No one wants to feel sick because it disrupts schedules. Runners share the same fate, but people want to know, can I run with an ear infection?
Yes. But there are so many reasons why people prefer to wait and rest until they heal. Also, unlike other physical ailments you can ignore and continue with your training, an ear infection can disrupt your balance.
You may find it challenging to perform some physical activities because we rely on the ears for positional awareness and feedback. Without these essential characteristics, one may experience dizziness and fall.
Depending on the level of ear infection, you may experience fatigue and fever, making you unable to perform strenuous physical activities like running.
Loss of balance
An ear infection can lead to a loss of balance. Inside the ear, the three vestibular systems may lose efficacy when you have an ear infection. The three loops provide motion in various axes, allowing the brain to relay information from the eyes.
Minus a reliable vestibular system, the body can't maintain its balance as it should. For example, you might perceive jogging or walking as natural or easy motions. But without balance, it can be a complex task regardless of age and fitness.
When you first experience an ear infection, consider switching from jogging to walking as you try to establish your balance. If walking also becomes a challenge, take a break from exercising until you heal and regain equilibrium.
Balance disorder might lead to motion sickness and vertigo.
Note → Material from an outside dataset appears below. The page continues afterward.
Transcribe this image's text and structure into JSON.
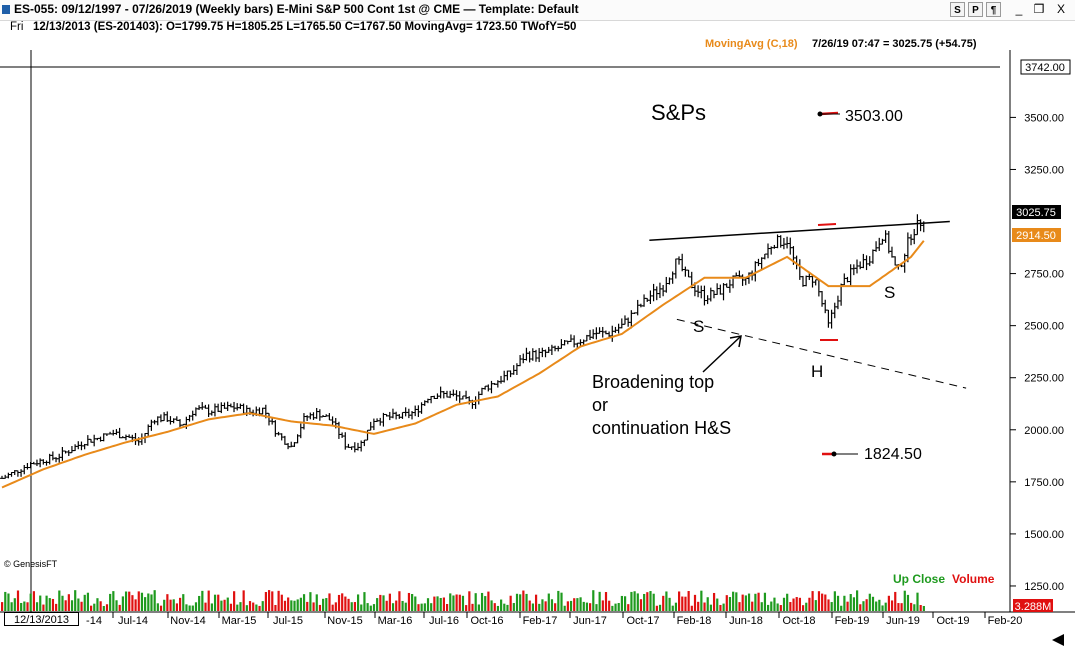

These conditions happen when your eye's perception fails to meet the inner ear input and will make a runner feel disoriented.
If the mismatch of the eyes and ear continues, you may feel nauseated. People that suffer from motion sickness experience may experience nausea when trying to read a book in a moving boat, train, or vehicle. It's an uncomfortable experience that may lead to vomiting.
Usually, a motion shouldn't cause dizziness or motion sickness. But if you have an ear infection, the inner eyes feed false perception, and the mismatch from the brain signals causes disorientation.
An ear infection may make you nauseous when running, walking, or standing, even though these are normally physical activities.
When you experience any infection, your body provides a natural reaction to try and fight it, which might make you feel exhausted. For example, running requires lots of energy, and when battling an ear infection, you might feel drained and low on energy.
Even when fit and can usually run 5 miles, an ear infection might make you feel fatigued and challenge you to maintain your pace and distance. Consider changing your workout routine and making it less strenuous for the body. Change routes, and cut on activities that consume your energy, like traveling.
Pain and pressure
Extreme causes of ear infections can cause pain and pressure that worsens with every head movement. Therefore, reduce exercises that utilize head movements, as this will only make the pain unbearable and the pressure immense.
Exercises like swimming when you have an ear infection may also cause additional pressure that leads to more pain and should be avoided.
Self-Care Tips for An Ear Infection
Unless you take care of an ear infection early, it may only worsen. Here are ways to aid you in recovering from an ear infection.
Continuing to stress your body while you have an ear infection might only exacerbate the condition. More stress on the body may lead to irritability, depression, or mental and physical exhaustion.
All these adverse effects might worsen your condition and make you feel sicker. So instead, take the time to relax by watching a movie or sleeping.
Avoid becoming frustrated
An ear infection steering you away from your daily routine might easily make you frustrated and fussy over tiny whims. Even though these frustrations are normal, understanding that an ear infection is a temporary situation that will pass is an encouraging thought.
Consider over-the-counter medicines if you have a prescription to help you with the pain. For example, antibiotics counter infections, and you can take pain relievers if you experience pain and pressure.
In many instances, ear infections don't seem much of an emergency, and you can probably overcome them naturally or by taking antibiotics. But if the symptoms persist, consult an ear, nose, and throat specialist—otolaryngologist.